Guttenberg, Schäuble und die “vierte Gewalt”

Zwei aktuelle Beispiele verdeutlichen einmal mehr, wie es seit langem um die deutschen Medien, die sich gerne selbst als „vierte Gewalt im Staat“ sehen und bezeichnen, bestellt ist: Sie sind längst keine kritische Gegenmacht zur Staatsgewalt mehr, sind kein auch nur irgendwie neutraler oder objektiver Beobachter, sondern gezielte Stimmungsmacher für bestimmte Interessen. Für eine fast deckungsgleiche Auffassung, als deren Konsequenz Horst Köhler noch zurückgetreten war (die Befürwortung von Wirtschaftskriegen) erntet zu Guttenberg ausschließlich Lob. Wolfgang Schäuble jedoch wird ein eher lässlicher Aussetzer schwer angelastet.

Zu erklären ist dies wohl nicht nur durch persönliche Faktoren und einen unterwürfigen Personenkult der deutschen Presse, sondern auch durch politische Gründe: Während Schäuble Steuersenkungen im Weg steht, ist Guttenberg ganz auf wirtschaftsliberaler Linie.

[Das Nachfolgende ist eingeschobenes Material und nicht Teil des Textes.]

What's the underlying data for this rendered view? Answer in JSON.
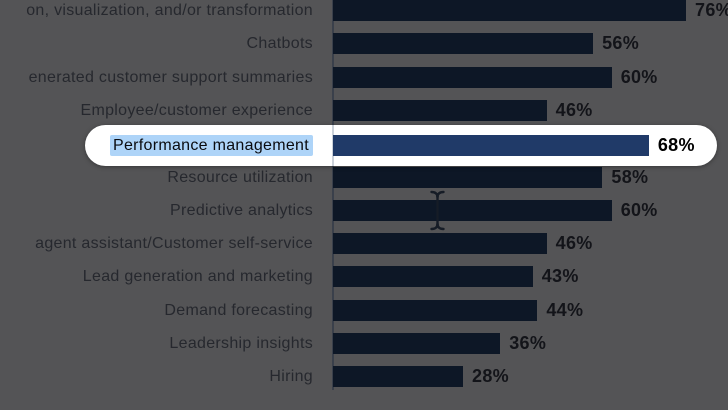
{
  "chart_data": {
    "type": "bar",
    "orientation": "horizontal",
    "title": "",
    "xlabel": "",
    "ylabel": "",
    "xlim": [
      0,
      85
    ],
    "grid": false,
    "legend": "none",
    "value_suffix": "%",
    "categories": [
      "on, visualization, and/or transformation",
      "Chatbots",
      "enerated customer support summaries",
      "Employee/customer experience",
      "Performance management",
      "Resource utilization",
      "Predictive analytics",
      "agent assistant/Customer self-service",
      "Lead generation and marketing",
      "Demand forecasting",
      "Leadership insights",
      "Hiring"
    ],
    "values": [
      76,
      56,
      60,
      46,
      68,
      58,
      60,
      46,
      43,
      44,
      36,
      28
    ],
    "display_values": [
      "76%",
      "56%",
      "60%",
      "46%",
      "68%",
      "58%",
      "60%",
      "46%",
      "43%",
      "44%",
      "36%",
      "28%"
    ]
  },
  "highlight": {
    "label": "Performance management",
    "value": 68,
    "value_label": "68%",
    "row_index": 4,
    "selection_color": "#aed4f8",
    "capsule_color": "#ffffff",
    "bar_color": "#203a68"
  },
  "colors": {
    "dim_background": "#545456",
    "dim_bar": "#0d1726",
    "dim_label_text": "#26282e",
    "dim_value_text": "#131419",
    "axis_line_dim": "#3a404b",
    "axis_line_light": "#ccd2da"
  },
  "cursor": {
    "icon": "text-ibeam-cursor"
  }
}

Guttenberg und Wirtschaftskriege

Guttenberg hatte am 9. November Militäreinsätze zu Gunsten deutscher Wirtschaftsinteressen befürwortet. Er plädierte für einen “unverkrampften Umgang” mit wirtschaftlichen Interessen in der Sicherheitspolitik, mit denen man “offen und ohne Verklemmung” umgehen solle und sprach dabei von Sicherung der Handelswege und der Rohstoffquellen. Wir erinnern uns: Für seine Forderung, dass Deutschland zur Absicherung seiner wirtschaftlichen Interessen auch militärische Einsätze durchführen sollte, hatte der damalige Bundespräsident Köhler heftige Kritik geerntet, auch von breiten Teilen der deutschen Medien. Aufgrund dieser Kritik war er dann auch zurückgetreten. Guttenberg nun verteidigte dann auch ausdrücklich Köhlers Aussage, dieser habe “über etwas Selbstverständliches” gesprochen. Im Gegensatz zu Köhler gab es nun jedoch so gut wie kaum ein Echo in den deutschen Medien. Wenn es Kommentare gab, so wurden zu Guttenbergs Aussagen meist schöngeredet, und gar verteidigt. (more…)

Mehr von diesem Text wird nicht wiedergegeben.